Hydrogen is a naturally occurring gas, and it is the most abundant substance in the universe. (The word in Greek means “water former” because hydrogen creates water when burned.) Clean hydrogen is hydrogen produced with very low or zero carbon emissions. The term also refers to derivative products of hydrogen, including clean fuels.
Green hydrogen is hydrogen derived from renewable energy and water. It’s produced using a process called electrolysis, wherein electricity from renewable sources is used to split the hydrogen molecules from the oxygen molecules in water. Because the electricity used here comes from renewable sources, there are no greenhouse-gas emissions.

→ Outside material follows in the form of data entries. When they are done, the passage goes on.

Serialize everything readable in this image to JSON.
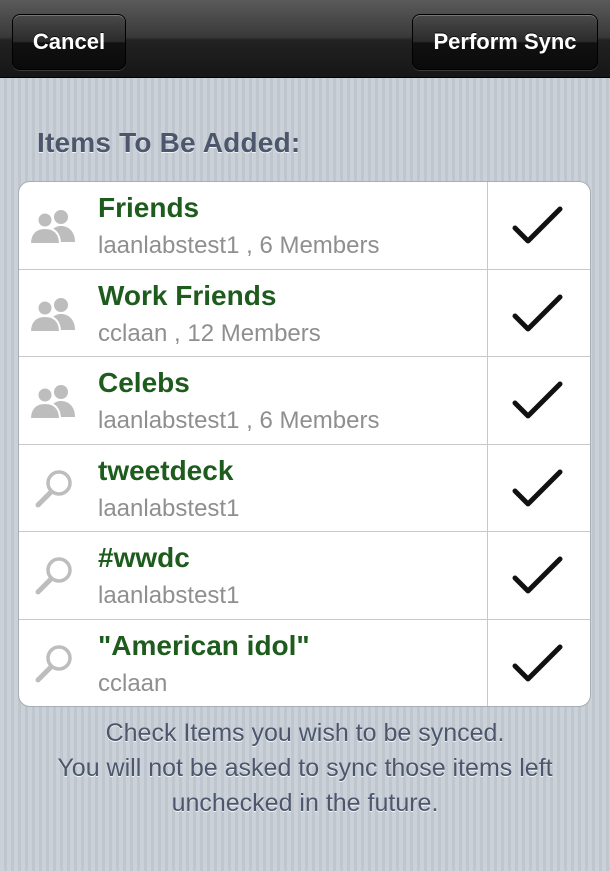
{
  "navbar": {
    "cancel_label": "Cancel",
    "sync_label": "Perform Sync"
  },
  "section": {
    "title": "Items To Be Added:"
  },
  "items": [
    {
      "icon": "group-icon",
      "title": "Friends",
      "subtitle": "laanlabstest1 , 6 Members",
      "checked": true
    },
    {
      "icon": "group-icon",
      "title": "Work Friends",
      "subtitle": "cclaan , 12 Members",
      "checked": true
    },
    {
      "icon": "group-icon",
      "title": "Celebs",
      "subtitle": "laanlabstest1 , 6 Members",
      "checked": true
    },
    {
      "icon": "search-icon",
      "title": "tweetdeck",
      "subtitle": "laanlabstest1",
      "checked": true
    },
    {
      "icon": "search-icon",
      "title": "#wwdc",
      "subtitle": "laanlabstest1",
      "checked": true
    },
    {
      "icon": "search-icon",
      "title": "\"American idol\"",
      "subtitle": "cclaan",
      "checked": true
    }
  ],
  "footer": {
    "lines": [
      "Check Items you wish to be synced.",
      "You will not be asked to sync those items left",
      "unchecked in the future."
    ]
  },
  "colors": {
    "title_green": "#1d5c1d",
    "section_text": "#4c566c",
    "subtitle_gray": "#8f8f8f"
  }
}
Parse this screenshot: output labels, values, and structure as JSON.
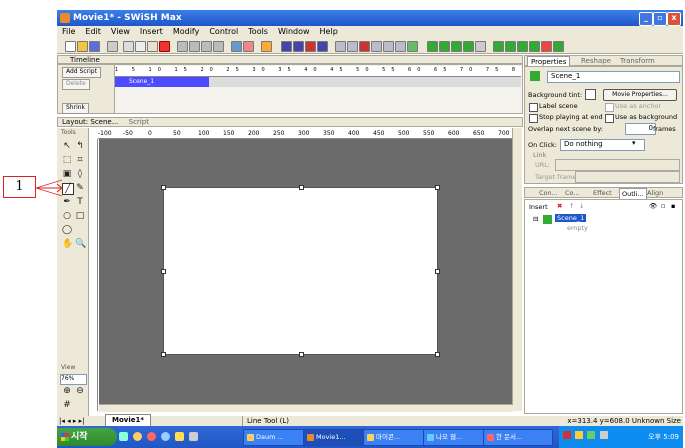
{
  "window": {
    "title": "Movie1* - SWiSH Max"
  },
  "menu": [
    "File",
    "Edit",
    "View",
    "Insert",
    "Modify",
    "Control",
    "Tools",
    "Window",
    "Help"
  ],
  "timeline": {
    "panel_title": "Timeline",
    "add_script": "Add Script",
    "delete": "Delete",
    "shrink": "Shrink",
    "scene_label": "Scene_1",
    "frame_numbers": "1  5  10  15  20  25  30  35  40  45  50  55  60  65  70  75  80  85  90"
  },
  "layout": {
    "tab_layout": "Layout: Scene...",
    "tab_script": "Script",
    "tools_label": "Tools",
    "view_label": "View",
    "zoom": "76%",
    "ruler": [
      "-100",
      "-50",
      "0",
      "50",
      "100",
      "150",
      "200",
      "250",
      "300",
      "350",
      "400",
      "450",
      "500",
      "550",
      "600",
      "650",
      "700"
    ]
  },
  "properties": {
    "tabs": [
      "Properties",
      "Reshape",
      "Transform"
    ],
    "scene_name": "Scene_1",
    "background_tint_label": "Background tint:",
    "movie_properties": "Movie Properties...",
    "label_scene": "Label scene",
    "use_as_anchor": "Use as anchor",
    "stop_playing_at_end": "Stop playing at end",
    "use_as_background": "Use as background",
    "overlap_next_scene_by": "Overlap next scene by:",
    "overlap_value": "0",
    "frames_label": "frames",
    "on_click_label": "On Click:",
    "on_click_value": "Do nothing",
    "link_label": "Link",
    "url_label": "URL:",
    "target_frame_label": "Target frame:"
  },
  "outline": {
    "tabs": [
      "Con...",
      "Co...",
      "Effect",
      "Outli...",
      "Align"
    ],
    "insert_label": "Insert",
    "scene": "Scene_1",
    "child": "empty"
  },
  "bottom": {
    "movie_tab": "Movie1*",
    "status_tool": "Line Tool (L)",
    "status_coords": "x=313.4 y=608.0 Unknown Size"
  },
  "taskbar": {
    "start": "시작",
    "tasks": [
      "Daum ...",
      "Movie1...",
      "마이콘...",
      "나모 웹...",
      "한 문서..."
    ],
    "clock": "오후 5:09"
  },
  "annotation": {
    "callout_number": "1"
  }
}
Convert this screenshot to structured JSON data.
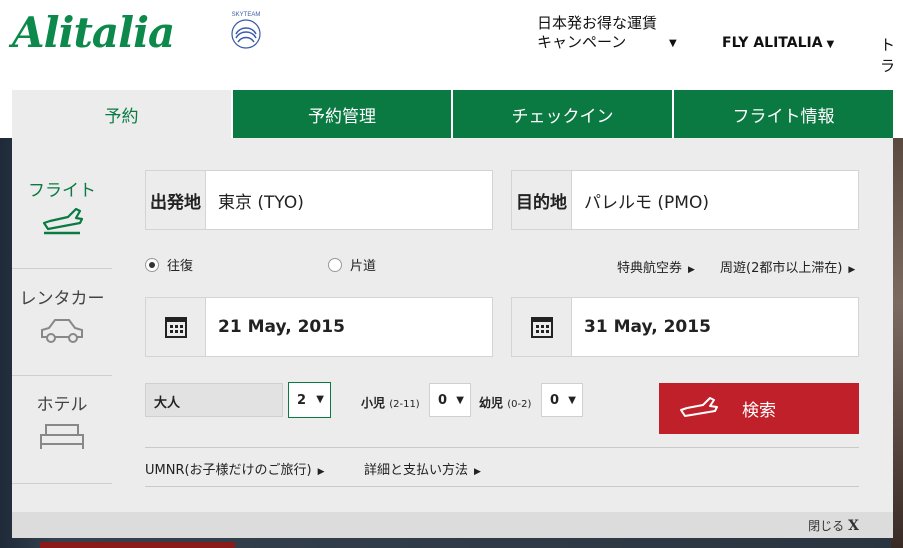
{
  "header": {
    "brand": "Alitalia",
    "skyteam_text": "SKYTEAM",
    "nav": {
      "campaign_line1": "日本発お得な運賃",
      "campaign_line2": "キャンペーン",
      "fly_alitalia": "FLY ALITALIA",
      "cut_item": "トラ"
    }
  },
  "tabs": [
    {
      "label": "予約",
      "active": true
    },
    {
      "label": "予約管理",
      "active": false
    },
    {
      "label": "チェックイン",
      "active": false
    },
    {
      "label": "フライト情報",
      "active": false
    }
  ],
  "side": {
    "flight": "フライト",
    "rentacar": "レンタカー",
    "hotel": "ホテル"
  },
  "form": {
    "origin_prefix": "出発地",
    "origin_value": "東京 (TYO)",
    "dest_prefix": "目的地",
    "dest_value": "パレルモ (PMO)",
    "trip_roundtrip": "往復",
    "trip_oneway": "片道",
    "selected_trip": "往復",
    "award_ticket": "特典航空券",
    "multi_city": "周遊(2都市以上滞在)",
    "depart_date": "21 May, 2015",
    "return_date": "31 May, 2015",
    "adults_label": "大人",
    "adults_value": "2",
    "children_label": "小児",
    "children_age": "(2-11)",
    "children_value": "0",
    "infants_label": "幼児",
    "infants_age": "(0-2)",
    "infants_value": "0",
    "search_label": "検索",
    "umnr_link": "UMNR(お子様だけのご旅行)",
    "payment_link": "詳細と支払い方法",
    "close_label": "閉じる",
    "close_x": "X"
  },
  "colors": {
    "brand_green": "#0a7a42",
    "search_red": "#c0202a"
  }
}
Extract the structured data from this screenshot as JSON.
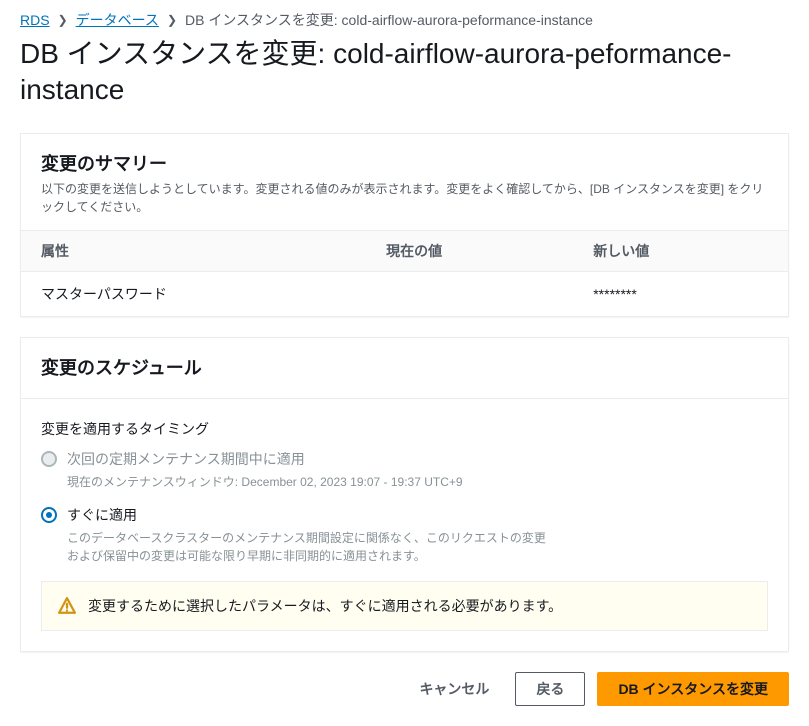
{
  "breadcrumb": {
    "root": "RDS",
    "databases": "データベース",
    "current": "DB インスタンスを変更: cold-airflow-aurora-peformance-instance"
  },
  "page_title": "DB インスタンスを変更: cold-airflow-aurora-peformance-instance",
  "summary": {
    "title": "変更のサマリー",
    "description": "以下の変更を送信しようとしています。変更される値のみが表示されます。変更をよく確認してから、[DB インスタンスを変更] をクリックしてください。",
    "columns": {
      "attribute": "属性",
      "current": "現在の値",
      "new": "新しい値"
    },
    "rows": [
      {
        "attribute": "マスターパスワード",
        "current": "",
        "new": "********"
      }
    ]
  },
  "schedule": {
    "title": "変更のスケジュール",
    "timing_label": "変更を適用するタイミング",
    "options": {
      "maintenance": {
        "label": "次回の定期メンテナンス期間中に適用",
        "hint": "現在のメンテナンスウィンドウ: December 02, 2023 19:07 - 19:37 UTC+9"
      },
      "immediate": {
        "label": "すぐに適用",
        "hint": "このデータベースクラスターのメンテナンス期間設定に関係なく、このリクエストの変更および保留中の変更は可能な限り早期に非同期的に適用されます。"
      }
    },
    "alert": "変更するために選択したパラメータは、すぐに適用される必要があります。"
  },
  "actions": {
    "cancel": "キャンセル",
    "back": "戻る",
    "submit": "DB インスタンスを変更"
  }
}
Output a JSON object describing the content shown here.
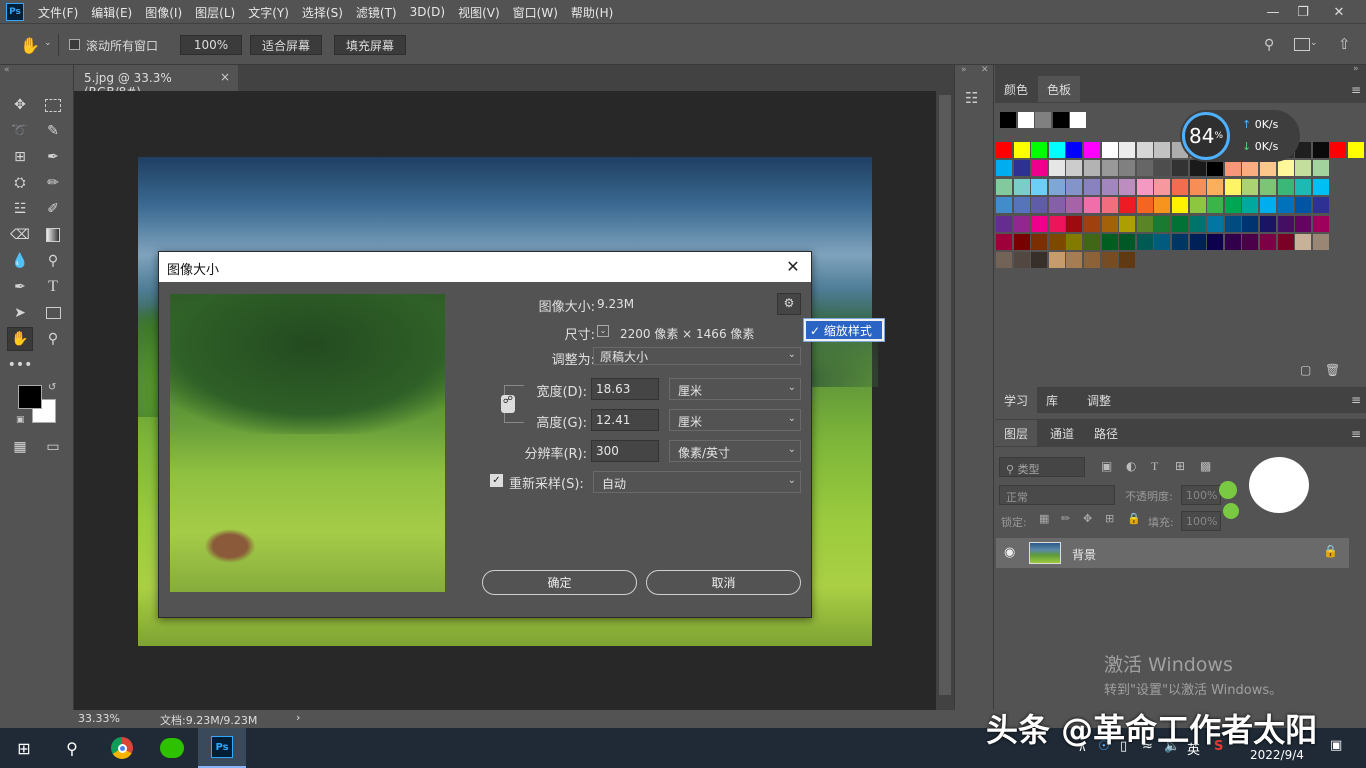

Green hydrogen can be used to decarbonize hard-to-abate sectors such as industry and heavy transport. The industrial sector often requires high heat for production, and green hydrogen is a strong candidate to decarbonize high-heat industrial processes, such as manufacturing steel, chemicals, and cement. Green hydrogen can also be used to decarbonize chemical production processes such as ferric iron reduction, municipal waste incineration, biomass gasification, fermentation, pulp production, biogas upgrading, and calcination.
The role of hydrogen in the future is a topic of great interest. According to the International Energy Agency (IEA), hydrogen has the potential to play a significant role in achieving a clean, secure, and affordable energy future. The IEA’s report finds that clean hydrogen is currently enjoying unprecedented political and business momentum, with the number of policies and projects around the world expanding rapidly. The report concludes that now is the time to scale up technologies and bring down costs to allow hydrogen to become widely used.
Hydrogen can be used in sectors where it is almost completely absent, such as transport, buildings, and power generation. Hydrogen can reduce CO2 emissions in industry and transport and help to store and transport renewable energy.
The future role of hydrogen will depend on dialogue and collaboration, government policies incentivizing investment in research and development, building new cross-border partnerships, removing market barriers, and encouraging new business models that make hydrogen technologies viable.
Green hydrogen can also be used to make other green derivatives and energy carriers such as green ammonia and e-methanol. These products could play an innovative role in decarbonizing maritime transport and fertilizers for food production. This could hasten a new sustainable and circular economy with net zero emissions.
The economics of green hydrogen will be challenging; the current cost of production is US$ 5 to US$ 6 per kg whereas the target for a viable sector is US$ 1.5 per kg. This will be achieved through reductions in renewable energy costs, improved conversion technologies for electrolyzers and deployment of digital twins to inform Original Equipment Manufacturers of the optimal designs. Investors keen on energy transition investments will find the green hydrogen industry to be a new blue ocean play.